To recap, in 2013, Ben Grubb, then a technology reporter with Fairfax Media, had asked Telstra for access to the metadata that the telco was retaining about him, and that it would hand over to government agencies if they so requested.
His request was knocked back by Telstra's privacy department.
Grubb then complained to the Australian Privacy Commissioner Timothy Pilgrim. He obtained a favourable ruling, with Pilgrim deciding that the telco had interfered with his privacy by refusing to hand over the metadata.
Telstra appealed this decision to the Administrative Appeals Tribunal and won. Pilgrim then took it to the Federal Court where the verdict went in favour of Telstra.
The case came to hinge on whether the information Grubb was seeking was about him, or about the service that Telstra was delivering to him.
The telco had refused to hand over IP addresses, URLs visited, locations of mobile towers used, and inbound call data, as it said this did not fall under personal information.
One simple question that was not asked is: who is generating the data? If an individual does not voluntarily connect their phone or other digital device to a website, how is metadata generated? Certainly not by the ISP in question.
Any data that is logged is an effect of a request made by a device. And such requests are generated by human beings.

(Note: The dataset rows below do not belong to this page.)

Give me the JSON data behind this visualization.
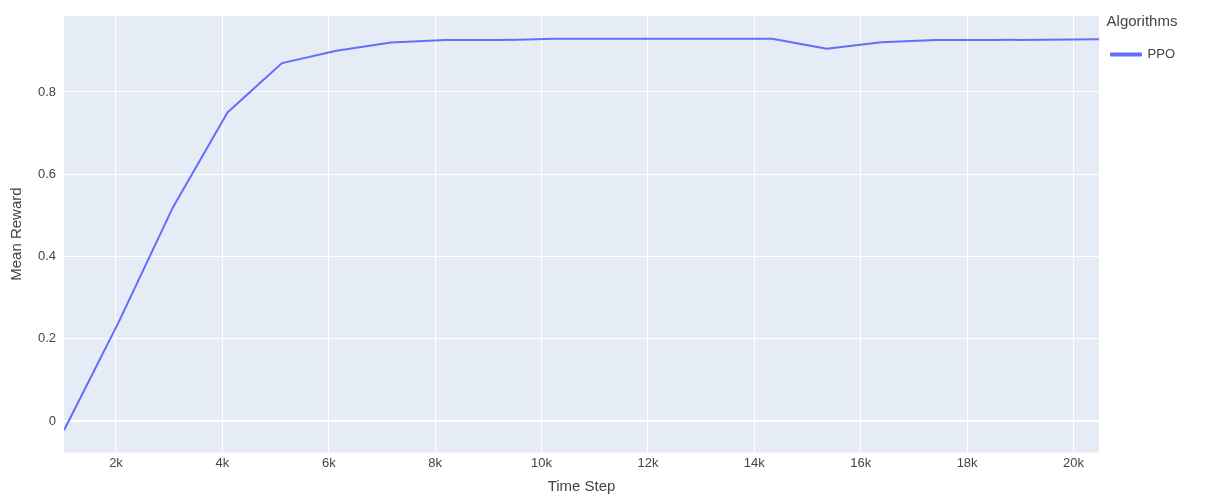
{
  "chart_data": {
    "type": "line",
    "xlabel": "Time Step",
    "ylabel": "Mean Reward",
    "legend_title": "Algorithms",
    "x": [
      1024,
      2048,
      3072,
      4096,
      5120,
      6144,
      7168,
      8192,
      9216,
      10240,
      11264,
      12288,
      13312,
      14336,
      15360,
      16384,
      17408,
      18432,
      19456,
      20480
    ],
    "series": [
      {
        "name": "PPO",
        "color": "#636efa",
        "values": [
          -0.022,
          0.24,
          0.52,
          0.75,
          0.87,
          0.9,
          0.92,
          0.926,
          0.926,
          0.929,
          0.929,
          0.929,
          0.929,
          0.929,
          0.905,
          0.921,
          0.926,
          0.926,
          0.927,
          0.928
        ]
      }
    ],
    "xlim": [
      1024,
      20480
    ],
    "xticks": [
      {
        "value": 2000,
        "label": "2k"
      },
      {
        "value": 4000,
        "label": "4k"
      },
      {
        "value": 6000,
        "label": "6k"
      },
      {
        "value": 8000,
        "label": "8k"
      },
      {
        "value": 10000,
        "label": "10k"
      },
      {
        "value": 12000,
        "label": "12k"
      },
      {
        "value": 14000,
        "label": "14k"
      },
      {
        "value": 16000,
        "label": "16k"
      },
      {
        "value": 18000,
        "label": "18k"
      },
      {
        "value": 20000,
        "label": "20k"
      }
    ],
    "ylim": [
      -0.076,
      0.985
    ],
    "yticks": [
      0,
      0.2,
      0.4,
      0.6,
      0.8
    ],
    "grid": true,
    "legend": "top right",
    "marker": "none",
    "line_style": "solid"
  }
}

A demonstration of this is simple: all one has to do is open a log file for the web server Apache and then access a website from one of the clients connecting to the server in question; the data can be seen as it is generated. If no website is accessed, the Apache does not write anything to its log files.
Of course, on a network there are numerous requests made by connected devices that are not human-generated; connected devices often send out requests to confirm basic connectivity data or there may be requests sent out by installed apps (especially on mobile devices) that the user in question has agreed to when he/she installed said apps.
Of course, there are malicious apps that secretly send out requests and information – but this information was not sought by Grubb in this case.